そして、今も四人が喋ってる間にあの男について瀬戸さんに尋ねた。
「ねぇ、瀬戸さん。あの男の人って誰なの?」
「え!?知らなかったの??」
「う…うん。ちょっと事情があって世間には疎いんだ」
「う…うそぉ…疎いってレベルじゃないと思うけど…まぁ話すね」
「あの人の名前はレオン様。この世界では知らない人は居ないって言われる程超有名人で、誰しも一度は必ず聞く言葉として世間に伝わってるぐらいすごい人!!」
そ、そんなに凄い人なのね…ごめん転移者だから許して欲しい…と心の中で謝っておく。
「そして、レオン様は世界でも五本の指に入る巨大なクラン"マイン・ボルテージ"のクランマスターにして世界で十二人しかいないSSランクの冒険者──十二神星の一柱なの!」
なるほど、この世界の頂点の一人って訳か…とんでもない人から勧誘されたなぁ…俺よく断れたなそんな人からの…自分を褒め倒したい。
「私そんなすごい人の勧誘断ってたんだね」
「そうだよ!私死んだかと思ったもん!…でも、それ以上にあの蒼牙の仲間だったのが一番の驚きなんだけどね…」
生気が奪われて空になったんじゃ無いかと思うぐらい萎んで行く瀬戸さん。
「蒼牙もそんなに凄いんだ…」
つい、思った事をボソッと呟く。
「え?凄いよ?仲間なのに知らないの?」
おっと、瀬戸さんからまたもやまじかみたいな顔で言われた。
「あはは…ごめんなさい」
「木崎さんって凄いけどどこか抜けてるよね」
なんか初めて抜けてるって言われた気がするんですけど…いやしょうがないじゃんだってこの世界来てからまだ一週間経ってないしぃ…

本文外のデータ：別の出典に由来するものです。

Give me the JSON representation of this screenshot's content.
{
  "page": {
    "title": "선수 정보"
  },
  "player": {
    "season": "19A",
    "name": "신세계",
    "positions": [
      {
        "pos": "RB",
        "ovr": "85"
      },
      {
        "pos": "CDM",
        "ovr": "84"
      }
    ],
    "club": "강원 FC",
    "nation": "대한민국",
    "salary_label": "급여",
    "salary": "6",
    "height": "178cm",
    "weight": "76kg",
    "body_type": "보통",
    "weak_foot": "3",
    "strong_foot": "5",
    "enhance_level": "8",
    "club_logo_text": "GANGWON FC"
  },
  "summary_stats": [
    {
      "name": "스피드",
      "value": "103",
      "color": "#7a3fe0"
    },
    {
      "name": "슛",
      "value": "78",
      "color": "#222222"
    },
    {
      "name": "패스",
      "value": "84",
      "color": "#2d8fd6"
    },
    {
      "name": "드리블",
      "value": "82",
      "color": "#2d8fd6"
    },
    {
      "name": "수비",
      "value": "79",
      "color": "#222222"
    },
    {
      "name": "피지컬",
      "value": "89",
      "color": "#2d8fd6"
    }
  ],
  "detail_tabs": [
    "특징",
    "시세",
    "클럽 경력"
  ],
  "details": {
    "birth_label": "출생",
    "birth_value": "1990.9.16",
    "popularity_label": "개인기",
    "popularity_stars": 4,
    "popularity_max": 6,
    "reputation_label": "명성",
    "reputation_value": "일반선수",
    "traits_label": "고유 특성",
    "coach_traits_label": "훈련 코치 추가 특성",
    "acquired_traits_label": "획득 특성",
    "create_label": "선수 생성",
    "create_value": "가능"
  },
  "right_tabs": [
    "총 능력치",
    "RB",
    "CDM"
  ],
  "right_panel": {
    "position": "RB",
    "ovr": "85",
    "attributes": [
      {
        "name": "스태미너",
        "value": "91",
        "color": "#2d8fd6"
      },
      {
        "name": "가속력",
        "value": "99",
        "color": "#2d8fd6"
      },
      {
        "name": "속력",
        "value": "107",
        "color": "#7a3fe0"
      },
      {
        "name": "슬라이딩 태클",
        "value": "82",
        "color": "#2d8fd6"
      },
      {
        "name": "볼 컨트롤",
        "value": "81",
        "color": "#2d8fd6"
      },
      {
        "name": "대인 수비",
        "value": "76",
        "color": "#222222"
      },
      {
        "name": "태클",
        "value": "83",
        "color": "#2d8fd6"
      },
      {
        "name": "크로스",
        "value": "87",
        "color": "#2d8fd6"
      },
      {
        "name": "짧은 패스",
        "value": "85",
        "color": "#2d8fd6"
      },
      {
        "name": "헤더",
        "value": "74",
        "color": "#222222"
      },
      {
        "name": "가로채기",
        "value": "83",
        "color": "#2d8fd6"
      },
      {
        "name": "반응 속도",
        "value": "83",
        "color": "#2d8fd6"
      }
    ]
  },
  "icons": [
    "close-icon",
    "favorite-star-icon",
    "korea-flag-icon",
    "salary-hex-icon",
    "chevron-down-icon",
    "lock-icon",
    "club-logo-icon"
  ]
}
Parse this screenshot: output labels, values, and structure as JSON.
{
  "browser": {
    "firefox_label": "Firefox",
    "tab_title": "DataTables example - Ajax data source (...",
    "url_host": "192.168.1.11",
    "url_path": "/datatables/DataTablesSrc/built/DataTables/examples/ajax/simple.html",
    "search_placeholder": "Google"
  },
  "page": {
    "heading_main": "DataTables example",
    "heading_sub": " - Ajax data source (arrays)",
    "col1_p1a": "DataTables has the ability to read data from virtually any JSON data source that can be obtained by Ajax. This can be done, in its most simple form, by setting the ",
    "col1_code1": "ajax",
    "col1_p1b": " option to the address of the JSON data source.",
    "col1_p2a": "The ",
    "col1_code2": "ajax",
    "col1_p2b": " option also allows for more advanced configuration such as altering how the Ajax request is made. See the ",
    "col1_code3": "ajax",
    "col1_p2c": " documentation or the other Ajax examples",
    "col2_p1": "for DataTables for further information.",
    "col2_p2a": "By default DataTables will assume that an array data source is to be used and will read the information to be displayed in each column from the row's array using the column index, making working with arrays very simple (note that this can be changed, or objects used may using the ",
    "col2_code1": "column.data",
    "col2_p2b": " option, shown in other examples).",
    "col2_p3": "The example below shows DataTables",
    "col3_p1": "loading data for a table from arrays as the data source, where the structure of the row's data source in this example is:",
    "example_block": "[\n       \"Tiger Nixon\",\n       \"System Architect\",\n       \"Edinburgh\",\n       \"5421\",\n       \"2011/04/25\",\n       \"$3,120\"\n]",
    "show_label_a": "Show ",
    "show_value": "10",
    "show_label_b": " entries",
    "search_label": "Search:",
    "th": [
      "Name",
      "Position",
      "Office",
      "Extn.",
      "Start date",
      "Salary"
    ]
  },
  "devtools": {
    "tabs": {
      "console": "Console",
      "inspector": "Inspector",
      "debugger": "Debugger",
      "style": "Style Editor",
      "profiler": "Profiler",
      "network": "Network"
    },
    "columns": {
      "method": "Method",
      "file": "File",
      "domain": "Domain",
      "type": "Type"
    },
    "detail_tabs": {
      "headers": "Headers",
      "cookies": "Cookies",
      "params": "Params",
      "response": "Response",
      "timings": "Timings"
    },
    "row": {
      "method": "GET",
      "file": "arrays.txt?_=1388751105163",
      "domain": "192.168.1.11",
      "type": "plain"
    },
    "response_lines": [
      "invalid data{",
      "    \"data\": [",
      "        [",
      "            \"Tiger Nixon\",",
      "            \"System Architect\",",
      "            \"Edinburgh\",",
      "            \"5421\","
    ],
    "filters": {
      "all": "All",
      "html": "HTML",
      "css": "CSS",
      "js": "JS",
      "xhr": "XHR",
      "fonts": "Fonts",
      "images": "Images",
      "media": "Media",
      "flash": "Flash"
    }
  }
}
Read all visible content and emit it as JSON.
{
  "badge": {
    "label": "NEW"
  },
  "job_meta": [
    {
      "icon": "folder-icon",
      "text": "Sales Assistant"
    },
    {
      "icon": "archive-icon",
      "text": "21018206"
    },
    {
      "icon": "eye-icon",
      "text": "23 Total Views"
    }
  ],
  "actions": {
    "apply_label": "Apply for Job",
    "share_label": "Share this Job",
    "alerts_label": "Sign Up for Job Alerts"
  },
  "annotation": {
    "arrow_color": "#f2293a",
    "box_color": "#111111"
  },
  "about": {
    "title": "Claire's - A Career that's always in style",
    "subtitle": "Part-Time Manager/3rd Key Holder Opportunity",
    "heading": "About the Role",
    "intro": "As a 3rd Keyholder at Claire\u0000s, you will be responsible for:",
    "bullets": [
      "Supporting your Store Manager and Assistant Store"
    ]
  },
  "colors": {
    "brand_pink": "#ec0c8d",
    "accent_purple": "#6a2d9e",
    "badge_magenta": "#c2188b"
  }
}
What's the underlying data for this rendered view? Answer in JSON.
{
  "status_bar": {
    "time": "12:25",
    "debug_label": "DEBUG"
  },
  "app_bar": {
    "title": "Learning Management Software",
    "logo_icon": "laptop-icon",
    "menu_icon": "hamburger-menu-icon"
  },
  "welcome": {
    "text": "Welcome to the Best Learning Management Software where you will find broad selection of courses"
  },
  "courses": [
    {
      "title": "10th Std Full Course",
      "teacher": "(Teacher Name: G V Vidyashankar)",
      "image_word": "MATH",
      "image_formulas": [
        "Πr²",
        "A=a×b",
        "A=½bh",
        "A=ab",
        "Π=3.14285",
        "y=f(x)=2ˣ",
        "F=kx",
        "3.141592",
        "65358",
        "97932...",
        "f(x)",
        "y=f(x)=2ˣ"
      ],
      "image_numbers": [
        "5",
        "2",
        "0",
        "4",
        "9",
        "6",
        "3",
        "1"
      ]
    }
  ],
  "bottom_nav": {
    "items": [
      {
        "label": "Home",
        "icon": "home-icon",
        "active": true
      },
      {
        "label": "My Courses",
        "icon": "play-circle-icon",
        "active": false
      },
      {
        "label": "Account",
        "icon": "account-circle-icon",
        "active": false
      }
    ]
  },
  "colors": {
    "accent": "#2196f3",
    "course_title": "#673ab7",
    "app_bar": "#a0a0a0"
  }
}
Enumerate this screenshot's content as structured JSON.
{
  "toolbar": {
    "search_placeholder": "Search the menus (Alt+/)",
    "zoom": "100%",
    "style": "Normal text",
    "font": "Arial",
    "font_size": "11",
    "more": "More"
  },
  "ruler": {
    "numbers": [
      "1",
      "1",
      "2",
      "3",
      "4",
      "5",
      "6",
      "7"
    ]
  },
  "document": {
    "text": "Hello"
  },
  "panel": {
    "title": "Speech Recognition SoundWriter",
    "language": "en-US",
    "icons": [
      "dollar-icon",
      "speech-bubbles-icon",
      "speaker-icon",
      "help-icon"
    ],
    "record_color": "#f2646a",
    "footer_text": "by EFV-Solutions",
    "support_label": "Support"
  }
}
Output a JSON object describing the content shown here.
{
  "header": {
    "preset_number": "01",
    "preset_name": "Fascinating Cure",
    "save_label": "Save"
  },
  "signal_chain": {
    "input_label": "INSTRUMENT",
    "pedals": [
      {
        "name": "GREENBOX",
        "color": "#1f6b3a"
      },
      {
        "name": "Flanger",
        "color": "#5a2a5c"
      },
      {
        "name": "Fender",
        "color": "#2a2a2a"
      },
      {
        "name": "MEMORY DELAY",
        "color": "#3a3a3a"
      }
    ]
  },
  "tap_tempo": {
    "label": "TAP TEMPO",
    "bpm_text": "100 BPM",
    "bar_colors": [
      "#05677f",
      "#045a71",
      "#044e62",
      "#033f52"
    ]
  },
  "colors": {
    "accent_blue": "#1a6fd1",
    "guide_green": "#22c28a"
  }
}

心の中でブツブツと言い訳をしていると、瀬戸さんがまた話してくれた。
「蒼牙は、史上最速でSランクパーティーに上がった実力派揃いのパーティーで、その連携の高さや個々の実力の高さから既にSSランクパーティーに匹敵するんじゃないのか?とまで言われてるすんっっっごい人達!」
凄い熱が入った説明に少しだけ引いてると…話し合いが終わったのかリーダーさんがこっちに不機嫌そうな顔をしながら近づいてくる…
「悪い。この後暇か?」
唐突なこの後暇か?に若干驚いた…まさか、デート?え、いや俺男なんだけど…どうやって対応すればいいんだ!?は、初めてだからわかんない!
「多分お前が思ってる事とは違う」
「あ、そうですか。心読まないでくださいよ」
ジト目でリーダーさんの顔を見つめ、ムスッと頬を膨らませた。
「兎に角、暇か?」
「はい。暇ですけど…」
「なら、第二訓練所に来い。あの馬鹿と決闘する事になった」
「はい…?」
困惑のあまり素っ頓狂な声が口から出た。